Fallender explained that Intel is trying to better match employees’ unique skills to the volunteer work they perform. For example, Intel is trying to match human resources professionals with organizations that need resume and cover letter letting writing skills, or pairing IT groups to teach computer skills. Through this effort of better pairing skills to specific needs, employees are more engaged because they are involved with causes that are more personally important while the people being helped are better served by some of the smartest and most talented people in their respective fields.

Another innovative program at Intel links a portion of an employee’s variable compensation to meeting the environmental goals of the company as a whole.

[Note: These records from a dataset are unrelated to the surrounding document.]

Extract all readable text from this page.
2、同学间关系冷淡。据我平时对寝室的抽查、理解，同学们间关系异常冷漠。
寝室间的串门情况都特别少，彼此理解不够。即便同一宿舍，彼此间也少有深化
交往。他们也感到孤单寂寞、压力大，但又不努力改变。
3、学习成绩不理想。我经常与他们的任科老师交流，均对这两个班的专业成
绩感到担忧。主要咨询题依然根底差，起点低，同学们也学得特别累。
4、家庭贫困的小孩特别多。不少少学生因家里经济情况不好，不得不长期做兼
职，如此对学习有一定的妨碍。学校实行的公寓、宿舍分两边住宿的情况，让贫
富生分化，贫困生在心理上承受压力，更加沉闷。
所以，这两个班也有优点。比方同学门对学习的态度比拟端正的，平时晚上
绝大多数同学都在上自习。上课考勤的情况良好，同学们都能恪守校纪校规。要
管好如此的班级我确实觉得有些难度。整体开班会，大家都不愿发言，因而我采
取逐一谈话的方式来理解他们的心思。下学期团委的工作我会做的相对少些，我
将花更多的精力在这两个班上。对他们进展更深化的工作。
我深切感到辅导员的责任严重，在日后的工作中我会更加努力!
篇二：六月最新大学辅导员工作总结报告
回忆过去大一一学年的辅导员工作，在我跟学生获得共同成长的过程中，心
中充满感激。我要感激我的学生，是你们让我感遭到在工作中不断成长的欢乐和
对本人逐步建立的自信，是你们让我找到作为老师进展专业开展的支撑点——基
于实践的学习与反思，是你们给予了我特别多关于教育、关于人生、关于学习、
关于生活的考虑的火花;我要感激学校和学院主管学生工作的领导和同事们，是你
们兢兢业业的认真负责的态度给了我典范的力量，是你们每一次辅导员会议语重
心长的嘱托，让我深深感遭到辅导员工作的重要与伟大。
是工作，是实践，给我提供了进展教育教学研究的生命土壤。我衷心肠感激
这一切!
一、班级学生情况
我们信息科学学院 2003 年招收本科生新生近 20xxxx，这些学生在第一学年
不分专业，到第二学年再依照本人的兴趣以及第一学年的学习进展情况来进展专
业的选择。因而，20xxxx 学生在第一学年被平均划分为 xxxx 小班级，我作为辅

As Fallender put it, “we all rise or fall together.” 2009’s goals included metrics related to eco-efficiency in new products and further reducing the carbon footprint including emissions from factories, to the smaller in scope but equally important goals of shutting off office lights and using power saving features on personal computers. These goals change every year and while the goals for 2010 are not certain yet, Fallender expects them to include citizenship and environmental goals.

Maintaining an Innovative Reputation

Intel aims to maintain its reputation as an innovator. The company knows its reputation has become a bigger factor in recruiting and retaining the best talent. While Fallender admits that it is difficult to quantify the return on investment for these programs, her view is that it factors in the decision making process for potential recruits and employees. Intel recruiters have seen a steady increase in the questions about its CSR and environmental programs from the student population in particular, and as a result, the company is now incorporating more information about these programs into its recruiting material.

Asked how Intel is an evolved employer, Fallender said simply that Intel is deeply committed to CSR. There is a connection between good management and being a good corporate citizen that Intel strives to attain every day, with a commitment to enhancing people’s lives. For Intel, CSR is a continuously evolving effort. The company will never be finished trying to do better every day.